The maximum range of a certain gun on a horizontal plane is \(2h\). The gun is placed at the highest point of a hill in the form of a hemisphere of radius \(a\), where \(a > h\). Prove that the area of the part of the surface of the hill which is commanded by the gun is \[ \pi a \{a - \sqrt{(a-4h)}\}^2. \] Examine the limit to which this expression tends as \(a\) tends to infinity.
One point \(O\) of a rigid lamina of mass \(M\) is fixed, and the lamina is free to swing about \(O\), without friction, in a vertical plane. If the lamina executes small oscillations about the position of stable equilibrium, prove that the length of the equivalent simple pendulum is \[ h + \frac{l^2}{h}, \] where \(h\) is the distance of the centre of gravity \(G\) from \(O\), and \(Ml^2\) is the moment of inertia of the lamina about \(G\).
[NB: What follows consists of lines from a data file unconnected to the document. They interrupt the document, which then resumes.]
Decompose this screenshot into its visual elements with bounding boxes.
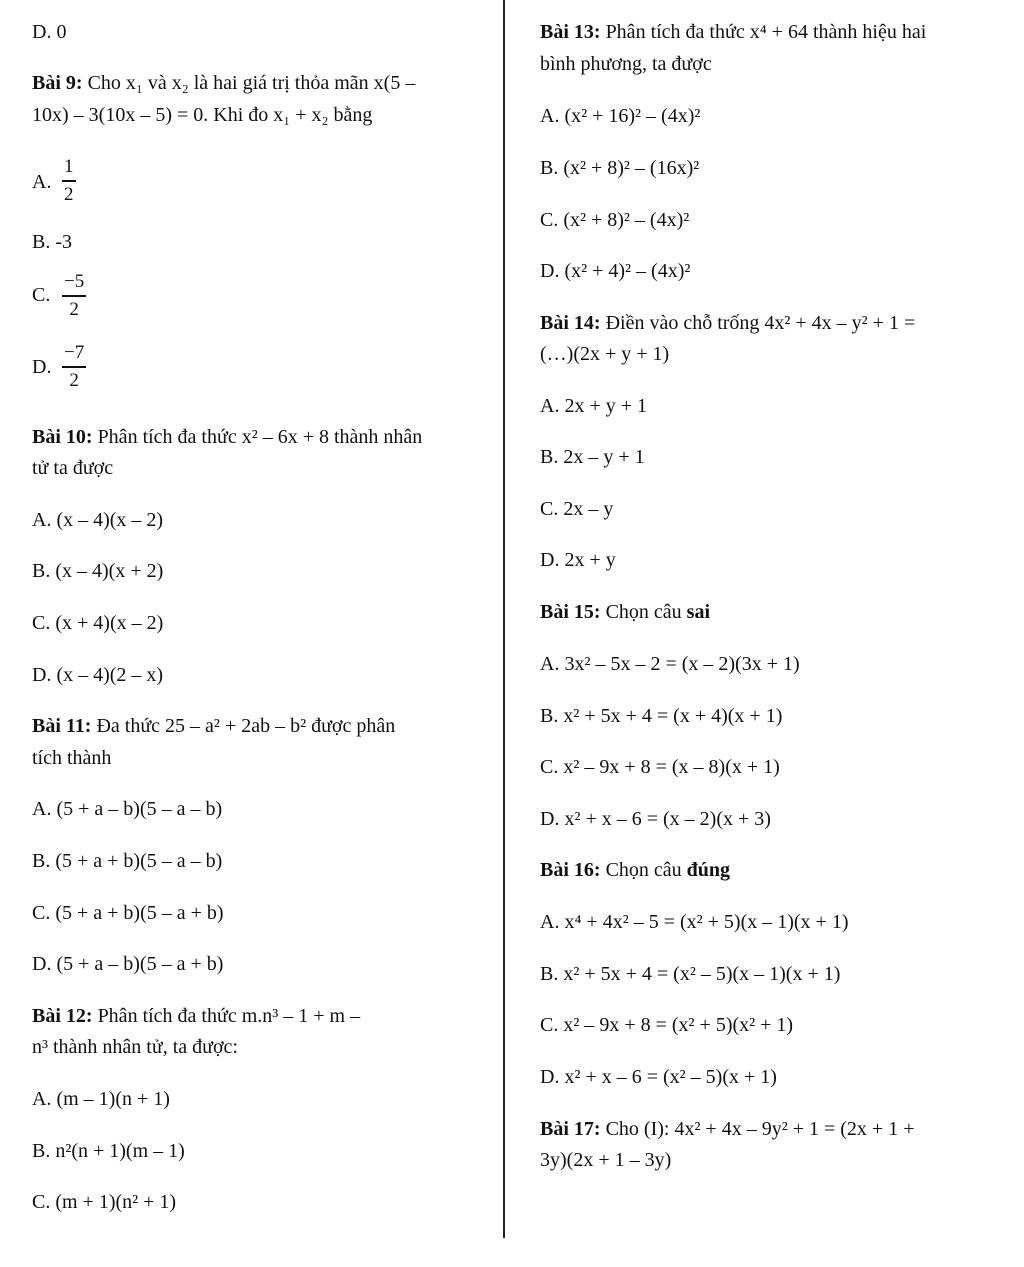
q11-line1 <box>32 713 395 739</box>
column-divider <box>503 0 505 1238</box>
q11-option-a: A. (5 + a – b)(5 – a – b) <box>32 798 223 820</box>
q13-line2: bình phương, ta được <box>540 53 712 75</box>
q14-option-a: A. 2x + y + 1 <box>540 395 648 417</box>
q12-text-1: Phân tích đa thức m.n³ – 1 + m – <box>97 1005 361 1027</box>
q9-option-d-label: D. <box>32 356 52 378</box>
q13-title: Bài 13: <box>540 21 601 43</box>
q9-option-a-fraction <box>62 156 76 206</box>
q9-option-d-fraction <box>62 342 86 392</box>
q14-option-b: B. 2x – y + 1 <box>540 446 645 468</box>
q16-option-a: A. x⁴ + 4x² – 5 = (x² + 5)(x – 1)(x + 1) <box>540 911 849 933</box>
q16-option-c: C. x² – 9x + 8 = (x² + 5)(x² + 1) <box>540 1014 794 1036</box>
q11-option-b: B. (5 + a + b)(5 – a – b) <box>32 850 223 872</box>
q9-option-a-label: A. <box>32 171 52 193</box>
q10-option-d: D. (x – 4)(2 – x) <box>32 664 164 686</box>
q17-line2: 3y)(2x + 1 – 3y) <box>540 1149 672 1171</box>
q14-line1 <box>540 310 915 336</box>
q15-option-c: C. x² – 9x + 8 = (x – 8)(x + 1) <box>540 756 780 778</box>
q13-option-b: B. (x² + 8)² – (16x)² <box>540 157 700 179</box>
q10-line1 <box>32 424 422 450</box>
q10-line2: tử ta được <box>32 457 114 479</box>
q11-option-c: C. (5 + a + b)(5 – a + b) <box>32 902 224 924</box>
q15-option-d: D. x² + x – 6 = (x – 2)(x + 3) <box>540 808 771 830</box>
q14-title: Bài 14: <box>540 312 601 334</box>
q13-option-c: C. (x² + 8)² – (4x)² <box>540 209 690 231</box>
q9-c-numerator: −5 <box>64 271 85 292</box>
q12-option-c: C. (m + 1)(n² + 1) <box>32 1191 177 1213</box>
q9-title: Bài 9: <box>32 72 83 94</box>
q14-text-1: Điền vào chỗ trống 4x² + 4x – y² + 1 = <box>605 312 916 334</box>
q10-option-c: C. (x + 4)(x – 2) <box>32 612 164 634</box>
q14-line2: (…)(2x + y + 1) <box>540 343 670 365</box>
q16-option-d: D. x² + x – 6 = (x² – 5)(x + 1) <box>540 1066 777 1088</box>
q11-option-d: D. (5 + a – b)(5 – a + b) <box>32 953 224 975</box>
q9-option-c-label: C. <box>32 284 51 306</box>
q11-text-1: Đa thức 25 – a² + 2ab – b² được phân <box>96 715 396 737</box>
q17-title: Bài 17: <box>540 1118 601 1140</box>
q12-option-b: B. n²(n + 1)(m – 1) <box>32 1140 185 1162</box>
q16-header <box>540 857 730 883</box>
fraction-bar <box>62 180 76 182</box>
q9-line1 <box>32 70 415 96</box>
q9-a-numerator: 1 <box>64 156 74 177</box>
fraction-bar <box>62 295 86 297</box>
q14-option-c: C. 2x – y <box>540 498 614 520</box>
q10-option-a: A. (x – 4)(x – 2) <box>32 509 164 531</box>
q11-title: Bài 11: <box>32 715 92 737</box>
q15-option-b: B. x² + 5x + 4 = (x + 4)(x + 1) <box>540 705 783 727</box>
q9-line2: 10x) – 3(10x – 5) = 0. Khi đo x₁ + x₂ bằng <box>32 104 373 126</box>
q9-text-1: Cho x₁ và x₂ là hai giá trị thỏa mãn x(5 – <box>87 72 416 94</box>
q17-line1 <box>540 1116 915 1142</box>
q16-title: Bài 16: <box>540 859 601 881</box>
q10-title: Bài 10: <box>32 426 93 448</box>
q16-option-b: B. x² + 5x + 4 = (x² – 5)(x – 1)(x + 1) <box>540 963 841 985</box>
q12-option-a: A. (m – 1)(n + 1) <box>32 1088 170 1110</box>
q9-option-b: B. -3 <box>32 231 72 253</box>
q15-text: Chọn câu <box>605 601 682 623</box>
q11-line2: tích thành <box>32 747 112 769</box>
q9-a-denominator: 2 <box>64 183 74 205</box>
q15-title: Bài 15: <box>540 601 601 623</box>
q9-c-denominator: 2 <box>69 298 79 320</box>
q13-option-a: A. (x² + 16)² – (4x)² <box>540 105 701 127</box>
q14-option-d: D. 2x + y <box>540 549 616 571</box>
q16-text: Chọn câu <box>605 859 682 881</box>
q16-emphasis: đúng <box>686 859 731 881</box>
q13-option-d: D. (x² + 4)² – (4x)² <box>540 260 691 282</box>
q10-option-b: B. (x – 4)(x + 2) <box>32 560 164 582</box>
q13-line1 <box>540 19 926 45</box>
fraction-bar <box>62 366 86 368</box>
q8-option-d: D. 0 <box>32 21 67 43</box>
q15-option-a: A. 3x² – 5x – 2 = (x – 2)(3x + 1) <box>540 653 800 675</box>
q9-d-numerator: −7 <box>64 342 85 363</box>
q15-emphasis: sai <box>686 601 710 623</box>
q15-header <box>540 599 710 625</box>
q13-text-1: Phân tích đa thức x⁴ + 64 thành hiệu hai <box>605 21 927 43</box>
q12-title: Bài 12: <box>32 1005 93 1027</box>
q12-line2: n³ thành nhân tử, ta được: <box>32 1036 238 1058</box>
q12-line1 <box>32 1003 360 1029</box>
q10-text-1: Phân tích đa thức x² – 6x + 8 thành nhân <box>97 426 423 448</box>
q9-d-denominator: 2 <box>69 369 79 391</box>
q9-option-c-fraction <box>62 271 86 321</box>
q17-text-1: Cho (I): 4x² + 4x – 9y² + 1 = (2x + 1 + <box>605 1118 915 1140</box>
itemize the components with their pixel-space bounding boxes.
If the lamina has uniform surface density, and has the form of an annulus bounded by concentric circles of radii \(a\) and \(b\), where \(a < b\), and if the point of suspension \(O\) can have any position in the annulus, prove that the least possible value for the length of the equivalent simple pendulum is \(\sqrt{2(a^2 + b^2)}\).
Weights \(P\) and \(Q\) are attached to the ends of a light flexible rope which is in limiting equilibrium hanging over a rough circular cylinder, the rope lying in a plane perpendicular to the axis of the cylinder which is horizontal. If \(Q\) is on the point of ascending, what weight must be added to it so that it becomes on the point of descending?
A body consists of a uniform solid hemisphere of radius \(a\) and a uniform solid right circular cone of base radius \(a\) and height \(h\) of the same density as the hemisphere, the base of the cone coinciding with the circular face of the hemisphere. Find the greatest permissible value of \(h/a\) in order that the body may be in stable equilibrium in an upright position with the hemisphere resting on a horizontal table.
A uniform rod \(AB\) of length \(l\) lies in a horizontal position on a rough inclined plane of angle \(\alpha\) for which the coefficient of friction \(\mu > \tan \alpha\). At the end \(B\) a gradually increasing force is applied acting upwards along the line of greatest slope. If the rod starts to turn about a point \(O\) such that \(OB = p\), show that \[(p/l)^2 = (\mu - \tan \alpha)/2\mu,\] and hence show that the length of rod that begins to move upwards is less than \(l/\sqrt{2}\).
A flat plate of uniform thin material is in the form of a plane quadrilateral \(ABCD\). The diagonals meet at a point \(O\). Show that its centre of mass coincides with that of four particles each of mass \(m\) at \(A\), \(B\), \(C\), \(D\) and one of mass \(-m\) at \(O\).